Thakoor Masir, un agriculteur de bétail et homme d'affaires du domaine Aurora sur la côte d'Essequibo dans la région deux (Pomoon-Supenaam), demande aux autorités de prendre des mesures rapides pour s'attaquer à une situation qui a vu des agriculteurs de la succession d'Aurora étant la cible d'une série d'attaques contre leurs propriétés, ce qui les a subies subissent des pertes financières importantes et une détresse.

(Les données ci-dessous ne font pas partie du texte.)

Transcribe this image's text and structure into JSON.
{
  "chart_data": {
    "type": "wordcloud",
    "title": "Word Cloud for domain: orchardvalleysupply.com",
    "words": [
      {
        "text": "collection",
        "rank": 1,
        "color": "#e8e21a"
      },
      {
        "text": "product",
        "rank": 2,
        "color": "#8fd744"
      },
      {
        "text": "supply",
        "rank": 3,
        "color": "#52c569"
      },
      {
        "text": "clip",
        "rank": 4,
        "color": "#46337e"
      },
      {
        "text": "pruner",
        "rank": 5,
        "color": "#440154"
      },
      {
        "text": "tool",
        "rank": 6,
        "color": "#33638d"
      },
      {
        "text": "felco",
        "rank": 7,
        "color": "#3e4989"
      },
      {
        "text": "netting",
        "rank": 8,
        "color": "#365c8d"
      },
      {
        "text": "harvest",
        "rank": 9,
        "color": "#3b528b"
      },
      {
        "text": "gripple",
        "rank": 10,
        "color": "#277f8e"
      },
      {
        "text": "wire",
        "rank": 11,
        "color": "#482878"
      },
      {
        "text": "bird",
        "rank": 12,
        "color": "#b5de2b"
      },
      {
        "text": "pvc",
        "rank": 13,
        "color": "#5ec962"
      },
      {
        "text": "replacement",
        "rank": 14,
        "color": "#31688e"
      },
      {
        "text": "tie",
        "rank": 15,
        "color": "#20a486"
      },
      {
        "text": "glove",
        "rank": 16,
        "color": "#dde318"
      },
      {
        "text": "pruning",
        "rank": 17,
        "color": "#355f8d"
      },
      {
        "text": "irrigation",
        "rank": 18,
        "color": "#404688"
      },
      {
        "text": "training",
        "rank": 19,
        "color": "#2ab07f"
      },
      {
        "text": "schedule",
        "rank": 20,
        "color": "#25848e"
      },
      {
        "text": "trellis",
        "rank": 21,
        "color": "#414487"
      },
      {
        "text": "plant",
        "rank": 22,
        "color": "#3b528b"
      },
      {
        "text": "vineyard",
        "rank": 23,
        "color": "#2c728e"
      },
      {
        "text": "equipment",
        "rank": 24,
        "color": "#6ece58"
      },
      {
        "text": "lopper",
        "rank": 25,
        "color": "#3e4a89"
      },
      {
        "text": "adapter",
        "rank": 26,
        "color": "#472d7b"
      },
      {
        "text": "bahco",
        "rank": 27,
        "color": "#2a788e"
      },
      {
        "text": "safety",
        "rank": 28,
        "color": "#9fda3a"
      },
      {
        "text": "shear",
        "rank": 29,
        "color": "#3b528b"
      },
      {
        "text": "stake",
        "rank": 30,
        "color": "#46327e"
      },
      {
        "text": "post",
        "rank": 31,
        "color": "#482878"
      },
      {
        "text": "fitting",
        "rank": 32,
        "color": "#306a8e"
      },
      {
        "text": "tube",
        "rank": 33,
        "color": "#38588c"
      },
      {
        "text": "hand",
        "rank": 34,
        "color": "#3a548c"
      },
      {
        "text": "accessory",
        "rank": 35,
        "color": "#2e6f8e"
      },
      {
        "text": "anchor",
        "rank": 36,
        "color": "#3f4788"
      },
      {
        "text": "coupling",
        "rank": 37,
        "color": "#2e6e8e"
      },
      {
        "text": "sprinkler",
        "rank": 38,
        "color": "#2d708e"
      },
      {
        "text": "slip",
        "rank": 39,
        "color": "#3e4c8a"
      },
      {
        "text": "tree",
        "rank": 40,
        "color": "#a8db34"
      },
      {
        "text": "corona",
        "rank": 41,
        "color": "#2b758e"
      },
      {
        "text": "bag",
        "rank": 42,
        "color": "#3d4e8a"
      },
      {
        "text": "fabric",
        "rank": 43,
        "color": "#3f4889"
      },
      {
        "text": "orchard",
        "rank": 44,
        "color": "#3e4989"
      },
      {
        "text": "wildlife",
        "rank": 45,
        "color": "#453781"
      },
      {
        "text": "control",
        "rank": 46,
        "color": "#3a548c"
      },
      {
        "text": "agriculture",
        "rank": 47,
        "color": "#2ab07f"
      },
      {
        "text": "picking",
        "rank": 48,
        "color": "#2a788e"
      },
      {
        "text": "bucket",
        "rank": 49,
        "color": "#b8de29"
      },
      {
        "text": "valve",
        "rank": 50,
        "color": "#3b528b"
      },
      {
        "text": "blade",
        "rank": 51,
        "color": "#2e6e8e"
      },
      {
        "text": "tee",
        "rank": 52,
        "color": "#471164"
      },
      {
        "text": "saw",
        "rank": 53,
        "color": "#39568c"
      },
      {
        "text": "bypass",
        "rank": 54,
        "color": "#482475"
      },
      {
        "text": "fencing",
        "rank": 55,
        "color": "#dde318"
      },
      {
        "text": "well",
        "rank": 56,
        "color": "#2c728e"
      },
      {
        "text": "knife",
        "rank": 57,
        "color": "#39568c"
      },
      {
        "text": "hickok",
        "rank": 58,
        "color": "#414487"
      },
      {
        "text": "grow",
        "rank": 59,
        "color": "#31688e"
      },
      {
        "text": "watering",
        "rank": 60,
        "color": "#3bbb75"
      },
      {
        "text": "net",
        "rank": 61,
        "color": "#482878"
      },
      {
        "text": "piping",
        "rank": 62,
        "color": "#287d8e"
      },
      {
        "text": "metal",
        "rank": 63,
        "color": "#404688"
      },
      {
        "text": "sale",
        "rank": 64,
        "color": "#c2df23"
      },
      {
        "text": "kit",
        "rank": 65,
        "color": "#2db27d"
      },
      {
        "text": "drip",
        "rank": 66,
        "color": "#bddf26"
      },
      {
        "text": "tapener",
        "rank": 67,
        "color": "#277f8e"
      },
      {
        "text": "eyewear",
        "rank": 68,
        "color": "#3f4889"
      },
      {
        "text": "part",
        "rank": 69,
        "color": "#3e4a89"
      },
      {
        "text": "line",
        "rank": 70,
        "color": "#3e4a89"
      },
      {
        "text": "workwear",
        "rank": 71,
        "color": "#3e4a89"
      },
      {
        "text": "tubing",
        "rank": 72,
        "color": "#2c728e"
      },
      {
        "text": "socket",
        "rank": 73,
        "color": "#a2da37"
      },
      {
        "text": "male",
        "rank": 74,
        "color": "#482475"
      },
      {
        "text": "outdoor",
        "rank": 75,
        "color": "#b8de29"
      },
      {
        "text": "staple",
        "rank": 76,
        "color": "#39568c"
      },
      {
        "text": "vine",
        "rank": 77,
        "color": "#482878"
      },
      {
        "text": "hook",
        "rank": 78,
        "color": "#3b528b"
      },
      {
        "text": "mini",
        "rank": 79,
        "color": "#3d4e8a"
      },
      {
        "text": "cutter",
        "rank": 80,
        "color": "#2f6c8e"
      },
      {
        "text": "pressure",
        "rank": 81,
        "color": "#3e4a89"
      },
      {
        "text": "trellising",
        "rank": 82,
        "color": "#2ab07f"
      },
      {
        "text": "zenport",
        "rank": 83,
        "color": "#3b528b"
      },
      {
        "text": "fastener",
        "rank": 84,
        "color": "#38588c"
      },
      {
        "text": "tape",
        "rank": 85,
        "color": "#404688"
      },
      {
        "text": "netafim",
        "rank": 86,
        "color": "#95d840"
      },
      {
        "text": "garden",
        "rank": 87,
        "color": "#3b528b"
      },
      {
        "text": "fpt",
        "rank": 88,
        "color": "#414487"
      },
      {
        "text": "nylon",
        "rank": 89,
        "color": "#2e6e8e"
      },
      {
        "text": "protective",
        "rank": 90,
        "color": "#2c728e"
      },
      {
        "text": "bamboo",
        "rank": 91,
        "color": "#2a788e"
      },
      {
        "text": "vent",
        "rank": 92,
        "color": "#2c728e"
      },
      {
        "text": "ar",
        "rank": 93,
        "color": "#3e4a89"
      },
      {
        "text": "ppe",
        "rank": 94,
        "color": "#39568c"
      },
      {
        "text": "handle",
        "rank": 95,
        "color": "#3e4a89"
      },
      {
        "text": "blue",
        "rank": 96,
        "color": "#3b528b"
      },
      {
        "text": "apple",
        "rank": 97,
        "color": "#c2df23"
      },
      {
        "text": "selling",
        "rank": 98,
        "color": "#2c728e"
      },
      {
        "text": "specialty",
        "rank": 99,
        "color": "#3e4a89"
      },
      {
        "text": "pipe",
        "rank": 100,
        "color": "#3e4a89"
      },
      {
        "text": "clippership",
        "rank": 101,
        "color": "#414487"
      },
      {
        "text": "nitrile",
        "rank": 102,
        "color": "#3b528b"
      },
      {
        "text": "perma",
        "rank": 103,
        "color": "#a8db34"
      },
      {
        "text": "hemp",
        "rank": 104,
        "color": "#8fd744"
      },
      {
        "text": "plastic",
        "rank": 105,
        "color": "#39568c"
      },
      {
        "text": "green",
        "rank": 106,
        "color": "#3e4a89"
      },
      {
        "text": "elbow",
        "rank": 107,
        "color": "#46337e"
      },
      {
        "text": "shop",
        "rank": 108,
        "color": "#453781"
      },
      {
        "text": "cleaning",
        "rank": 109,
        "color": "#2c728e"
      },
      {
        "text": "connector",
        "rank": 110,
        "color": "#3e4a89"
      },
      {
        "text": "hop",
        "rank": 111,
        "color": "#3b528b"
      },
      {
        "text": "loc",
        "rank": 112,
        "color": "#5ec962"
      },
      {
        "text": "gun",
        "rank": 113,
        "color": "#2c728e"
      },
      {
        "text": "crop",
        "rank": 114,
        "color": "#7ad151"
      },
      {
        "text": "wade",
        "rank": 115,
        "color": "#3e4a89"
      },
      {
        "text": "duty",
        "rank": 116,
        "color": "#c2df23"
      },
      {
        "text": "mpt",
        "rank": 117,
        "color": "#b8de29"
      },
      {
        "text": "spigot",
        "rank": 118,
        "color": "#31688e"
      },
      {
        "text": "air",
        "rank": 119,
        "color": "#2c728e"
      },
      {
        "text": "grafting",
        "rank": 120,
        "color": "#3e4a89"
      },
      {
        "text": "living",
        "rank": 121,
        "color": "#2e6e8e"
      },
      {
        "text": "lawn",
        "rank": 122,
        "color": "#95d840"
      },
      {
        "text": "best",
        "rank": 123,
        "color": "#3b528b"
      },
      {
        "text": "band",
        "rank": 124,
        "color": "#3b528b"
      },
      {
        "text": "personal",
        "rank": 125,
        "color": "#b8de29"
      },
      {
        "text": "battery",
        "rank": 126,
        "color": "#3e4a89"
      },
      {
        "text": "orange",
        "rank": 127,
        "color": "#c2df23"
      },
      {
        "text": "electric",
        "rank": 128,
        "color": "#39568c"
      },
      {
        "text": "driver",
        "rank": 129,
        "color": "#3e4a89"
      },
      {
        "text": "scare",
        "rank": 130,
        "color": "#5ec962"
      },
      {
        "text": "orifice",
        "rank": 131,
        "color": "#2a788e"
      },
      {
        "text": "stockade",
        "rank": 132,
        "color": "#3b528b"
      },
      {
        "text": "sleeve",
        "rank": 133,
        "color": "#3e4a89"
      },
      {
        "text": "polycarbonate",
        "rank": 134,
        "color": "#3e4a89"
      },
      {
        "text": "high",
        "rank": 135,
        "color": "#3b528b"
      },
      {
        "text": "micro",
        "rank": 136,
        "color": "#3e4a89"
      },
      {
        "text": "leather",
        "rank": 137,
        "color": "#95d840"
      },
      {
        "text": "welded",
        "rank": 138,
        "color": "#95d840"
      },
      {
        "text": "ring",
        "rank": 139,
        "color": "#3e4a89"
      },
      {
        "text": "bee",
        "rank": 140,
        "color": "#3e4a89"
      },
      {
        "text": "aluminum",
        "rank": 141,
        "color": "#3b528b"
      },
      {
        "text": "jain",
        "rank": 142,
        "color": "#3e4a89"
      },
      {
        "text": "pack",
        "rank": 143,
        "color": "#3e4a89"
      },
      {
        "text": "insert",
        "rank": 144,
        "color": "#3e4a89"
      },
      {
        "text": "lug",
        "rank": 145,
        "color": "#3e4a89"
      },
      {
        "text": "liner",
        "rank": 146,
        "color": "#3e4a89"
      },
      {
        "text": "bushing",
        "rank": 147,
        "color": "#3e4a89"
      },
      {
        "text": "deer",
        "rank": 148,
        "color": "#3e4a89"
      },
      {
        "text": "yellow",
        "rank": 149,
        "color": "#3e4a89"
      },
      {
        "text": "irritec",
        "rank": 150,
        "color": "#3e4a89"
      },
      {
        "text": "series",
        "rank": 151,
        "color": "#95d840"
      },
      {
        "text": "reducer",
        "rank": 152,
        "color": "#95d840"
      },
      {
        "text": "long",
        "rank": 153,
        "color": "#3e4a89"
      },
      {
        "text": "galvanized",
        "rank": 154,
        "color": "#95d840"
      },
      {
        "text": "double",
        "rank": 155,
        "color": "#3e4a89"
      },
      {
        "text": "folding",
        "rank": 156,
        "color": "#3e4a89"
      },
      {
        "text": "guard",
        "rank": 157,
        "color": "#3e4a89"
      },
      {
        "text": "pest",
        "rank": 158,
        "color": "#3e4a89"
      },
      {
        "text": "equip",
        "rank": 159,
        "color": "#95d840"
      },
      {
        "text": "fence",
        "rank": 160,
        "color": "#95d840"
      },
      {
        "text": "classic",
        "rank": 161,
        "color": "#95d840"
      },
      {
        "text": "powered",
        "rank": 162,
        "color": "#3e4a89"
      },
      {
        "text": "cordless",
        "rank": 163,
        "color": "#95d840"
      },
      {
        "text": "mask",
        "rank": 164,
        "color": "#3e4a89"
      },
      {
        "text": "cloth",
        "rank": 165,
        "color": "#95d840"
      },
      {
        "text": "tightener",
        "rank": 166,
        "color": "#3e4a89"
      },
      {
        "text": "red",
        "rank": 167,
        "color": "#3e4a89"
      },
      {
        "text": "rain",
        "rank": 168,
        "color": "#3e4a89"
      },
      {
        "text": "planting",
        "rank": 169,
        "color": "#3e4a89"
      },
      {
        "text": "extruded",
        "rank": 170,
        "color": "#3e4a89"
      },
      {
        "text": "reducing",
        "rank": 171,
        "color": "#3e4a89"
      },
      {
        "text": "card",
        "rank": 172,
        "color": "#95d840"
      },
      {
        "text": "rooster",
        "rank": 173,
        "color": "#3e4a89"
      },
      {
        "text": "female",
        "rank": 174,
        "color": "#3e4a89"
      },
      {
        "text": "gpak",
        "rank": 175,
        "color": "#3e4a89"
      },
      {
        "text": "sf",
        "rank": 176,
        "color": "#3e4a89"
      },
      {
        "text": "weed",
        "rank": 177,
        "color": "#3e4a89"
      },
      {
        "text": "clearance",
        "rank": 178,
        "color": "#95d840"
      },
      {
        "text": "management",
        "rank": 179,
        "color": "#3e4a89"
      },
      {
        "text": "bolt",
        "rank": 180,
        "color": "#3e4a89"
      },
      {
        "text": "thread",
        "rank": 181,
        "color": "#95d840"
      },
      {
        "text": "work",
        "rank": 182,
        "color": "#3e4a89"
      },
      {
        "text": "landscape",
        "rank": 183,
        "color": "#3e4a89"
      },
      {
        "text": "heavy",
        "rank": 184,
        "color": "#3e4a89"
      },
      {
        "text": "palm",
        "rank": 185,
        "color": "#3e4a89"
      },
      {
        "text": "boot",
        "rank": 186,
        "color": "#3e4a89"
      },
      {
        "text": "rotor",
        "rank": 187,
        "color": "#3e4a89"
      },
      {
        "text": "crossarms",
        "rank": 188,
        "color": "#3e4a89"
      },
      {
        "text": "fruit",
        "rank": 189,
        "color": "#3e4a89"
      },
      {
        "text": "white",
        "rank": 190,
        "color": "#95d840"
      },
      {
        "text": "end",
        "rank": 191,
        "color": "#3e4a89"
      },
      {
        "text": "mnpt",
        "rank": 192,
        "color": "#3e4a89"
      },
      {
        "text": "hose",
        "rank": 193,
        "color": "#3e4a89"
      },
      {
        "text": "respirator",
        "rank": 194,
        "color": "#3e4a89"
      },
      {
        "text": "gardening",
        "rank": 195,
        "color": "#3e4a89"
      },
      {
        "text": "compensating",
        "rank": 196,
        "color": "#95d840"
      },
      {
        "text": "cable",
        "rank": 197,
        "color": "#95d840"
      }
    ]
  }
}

Masir, un remigrant qui est retourné en Guyane pour investir dans le secteur de l'agriculture, a déclaré que les attaques avaient commencé en novembre de l'année dernière, lorsque 100 acres de son riz ont été pulvérisés de gramoxone, ce qui a entraîné la détruire sa récolte.

Il a déclaré à cette publication que bien qu'il ait fourni à la police des informations concernant lesquelles il pense être le principal suspect et avait fourni une description du véhicule qui aurait été utilisé lorsque l'acte a été commis, personne n'a été arrêté.

Il a dit que la situation s'est intensifiée lorsque, le 19 novembre 2024, des individus inconnus ont envahi son pâturage privé et ont gravement coupé cinq chefs de bétail. Les animaux appartenant à d'autres agriculteurs qui utilisaient ses terres pour le pâturage étaient également ciblés.

Puis le 5 janvier 2025, une autre attaque a laissé cinq autres têtes de bétail brutalement hachées, portant à dix le nombre total de ses bétail blessés.

Selon Masir, ces actes de vandalisme lui ont causé environ 1,4 million de dollars de pertes de bétail et 1,2 million de dollars de dommages aux infrastructures qui ont résulté lorsque les barbelés et les clôtures de liaison de chaîne entourant son pâturage ont été coupés. Il a révélé que la plupart des vaches blessées, enceintes incluses, devaient être vendues à des bouchers à des prix réduits parce que leurs blessures étaient trop graves pour qu'ils puissent survivre.

Cependant, a-t-il dit, des attaques de vandalisme se sont poursuivies; Et le 26 janvier, il a reçu un appel d'un travailleur, l'informant que son hangar de tracteur avait été pénétré. À son arrivée sur place, il a découvert que son tracteur et un pulvérisateur de boom avaient été incendiés. Les dégâts électriques et structurels étendus causés au tracteur ont nécessité une réparation coûteuse.

Masir a révélé qu'il pensait qu'il était délibérément ciblé, en raison d'un différend foncier en cours entre lui et ses beaux-frères. Il allègue que l'un de ses beaux-frères qui réside à l'étranger avait précédemment menacé de détruire son entreprise en brûlant ses rizières et en faisant du mal à son bétail. Il affirme que bien qu'il ait signalé ces menaces à la police, peu de choses ont été faites pour le protéger ainsi que ses moyens de subsistance.

«Ce qui m'arrive n'est pas seulement de l'argent; C'est la cruauté du plus haut niveau », a-t-il déclaré. «La façon dont les animaux étaient hachés, vous pouviez voir des intestins traîner et, dans certains cas, les veaux à naître à l'intérieur de leur mère. Ce sont des créatures innocentes. Il est choquant que les gens puissent être aussi cruels », a-t-il déclaré.

Soulignant qu'il n'est pas le seul à souffrir, car plusieurs autres agriculteurs, dont celui qui est en mauvaise santé, a perdu du bétail dans des attaques de ce genre, Masir a déclaré: «Ces hommes dépendent de leur bétail pour gagner leur vie, et maintenant ils ont perdu leurs revenus. L'un d'eux m'a dit qu'il ne pouvait pas se permettre de remplacer ses vaches. Parce que nous avons été obligés de les vendre à bas prix après avoir été si brutalement attaqués! »

Malgré ce qu'il croit être des preuves solides, y compris la photo d'un suspect et une description d'un véhicule utilisé dans les crimes, dit Masir, il est frustré par ce qu'il considère comme la lente réponse de la police.

«Nous avons donné à la police tout ce dont ils ont besoin pour agir, mais aucune arrestation n'a été effectuée. Nous voulons juste la justice – pour nous-mêmes et pour ces animaux. Les autorités doivent faire plus pour protéger les agriculteurs et leurs moyens de subsistance », a-t-il ajouté.

Masir dit qu'il a investi plus de 33 millions de dollars dans son entreprise depuis son retour en Guyane, mais il craint que si la situation ne soit pas abordée, les attaques se poursuivraient. Il appelle maintenant une enquête approfondie, une action policière plus forte et des mesures pour empêcher les incidents similaires de se produire à l'avenir.

«Nous ne demandons pas de compensation; Nous savons que ce sera une longue bataille juridique. Mais, à tout le moins, nous voulons que les responsables soient tenus responsables », a-t-il déclaré.